Henricus J T A M Huijbregts et al. J Vasc Surg. 2007 May.
Free article

Abstract

Background: Primary failure of the arteriovenous fistula (AVF) is a major problem affecting native hemodialysis access use. A multicenter guideline implementation program, Care Improvement by Multidisciplinary approach for Increase of Native vascular access Obtainment (CIMINO), was designed to identify modifiable and nonmodifiable factors involved in the early functionality of the AVF.
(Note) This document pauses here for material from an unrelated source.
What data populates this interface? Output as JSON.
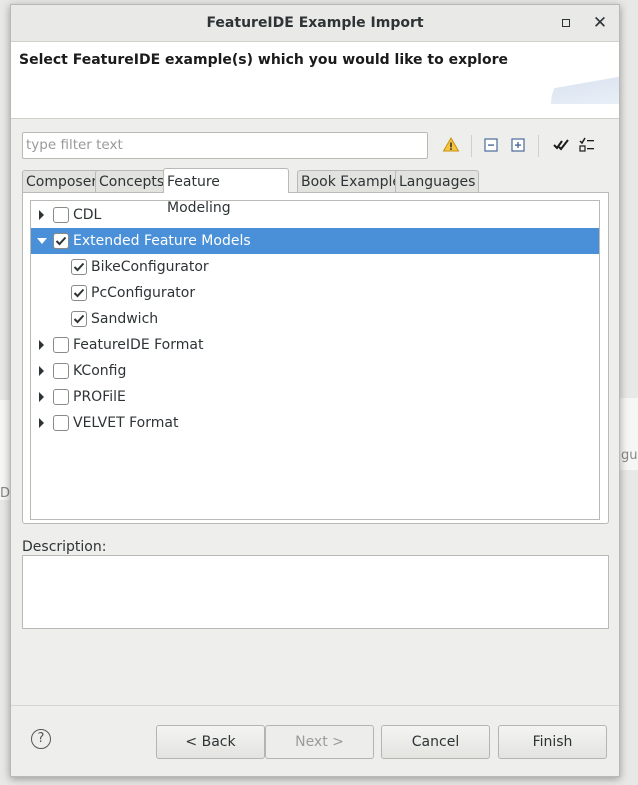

Methods: Physicians and dialysis staff in 11 centers in the Netherlands (N = 1092 prevalent vascular accesses) were strongly and repeatedly advised to adhere to current guidelines. It was advised to always perform a standard preoperative duplex examination and physicians were encouraged to attempt salvaging procedures for failing and failed fistulae. Specially appointed access nurses prospectively registered all created vascular accesses in an internet-linked database. Primary failure (PF) was defined as a complication of the AVF before the first successful cannulation for hemodialysis treatment. Modifiable and nonmodifiable factors were related to risk of primary failure using logistic regression models. We restricted the analyses to the first AVF of each patient that was placed during the observation period.
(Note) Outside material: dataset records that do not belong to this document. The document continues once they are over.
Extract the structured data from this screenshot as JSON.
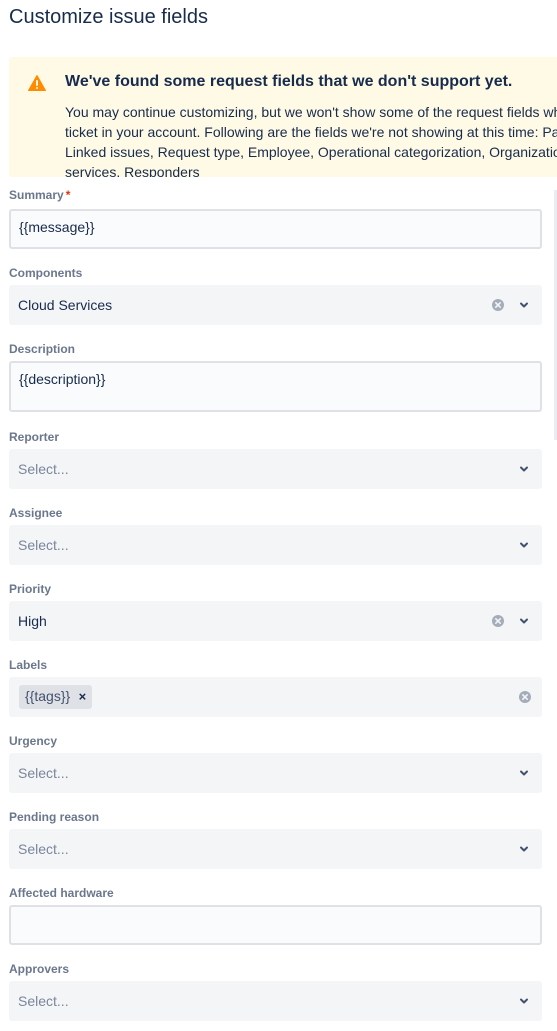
{
  "page": {
    "title": "Customize issue fields"
  },
  "warning": {
    "title": "We've found some request fields that we don't support yet.",
    "body": "You may continue customizing, but we won't show some of the request fields when we create the ticket in your account. Following are the fields we're not showing at this time: Parent, Attachment, Linked issues, Request type, Employee, Operational categorization, Organizations, Affected services, Responders"
  },
  "fields": {
    "summary": {
      "label": "Summary",
      "required_mark": "*",
      "value": "{{message}}"
    },
    "components": {
      "label": "Components",
      "value": "Cloud Services"
    },
    "description": {
      "label": "Description",
      "value": "{{description}}"
    },
    "reporter": {
      "label": "Reporter",
      "placeholder": "Select..."
    },
    "assignee": {
      "label": "Assignee",
      "placeholder": "Select..."
    },
    "priority": {
      "label": "Priority",
      "value": "High"
    },
    "labels": {
      "label": "Labels",
      "tag": "{{tags}}",
      "tag_remove": "×"
    },
    "urgency": {
      "label": "Urgency",
      "placeholder": "Select..."
    },
    "pending_reason": {
      "label": "Pending reason",
      "placeholder": "Select..."
    },
    "affected_hardware": {
      "label": "Affected hardware",
      "value": ""
    },
    "approvers": {
      "label": "Approvers",
      "placeholder": "Select..."
    }
  },
  "icons": {
    "warning": "warning-icon",
    "clear": "clear-icon",
    "chevron": "chevron-down-icon"
  },
  "colors": {
    "warning_bg": "#fffae6",
    "warning_icon": "#ff8b00",
    "required": "#de350b",
    "field_bg": "#f4f5f7",
    "label": "#6b778c"
  }
}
Results: Between May 2004 and May 2006, an AVF was created in 395 patients. Primary failure occurred in one third (131 cases). Factors related to an increased risk of primary failure were female gender (odds ratio (OR): 1.73, 95% confidence interval (CI): 1.01-2.94), renal replacement therapy prior to AVF placement (OR: 1.19 per year on RRT, CI: 1.05-1.34), diabetes mellitus (OR: 3.08, CI: 1.53-6.20), and AVF placement at the wrist (compared with elbow) (OR: 1.86, CI: 1.03-3.36). Primary failure rate among the participating centers varied from 8% to 50%. Compared to the two centers with the lowest primary failure rates, six centers had a significantly higher primary failure rate. Adjustment for risk factors and surgery-related factors did not materially change the center-related findings.

Conclusion: In conclusion, we have identified location of AVF placement as a modifiable factor influencing primary failure risk. More importantly, this study shows that the probability of primary failure is strongly related to the center of access creation, suggesting an important role for the vascular surgeon's skills and decisions.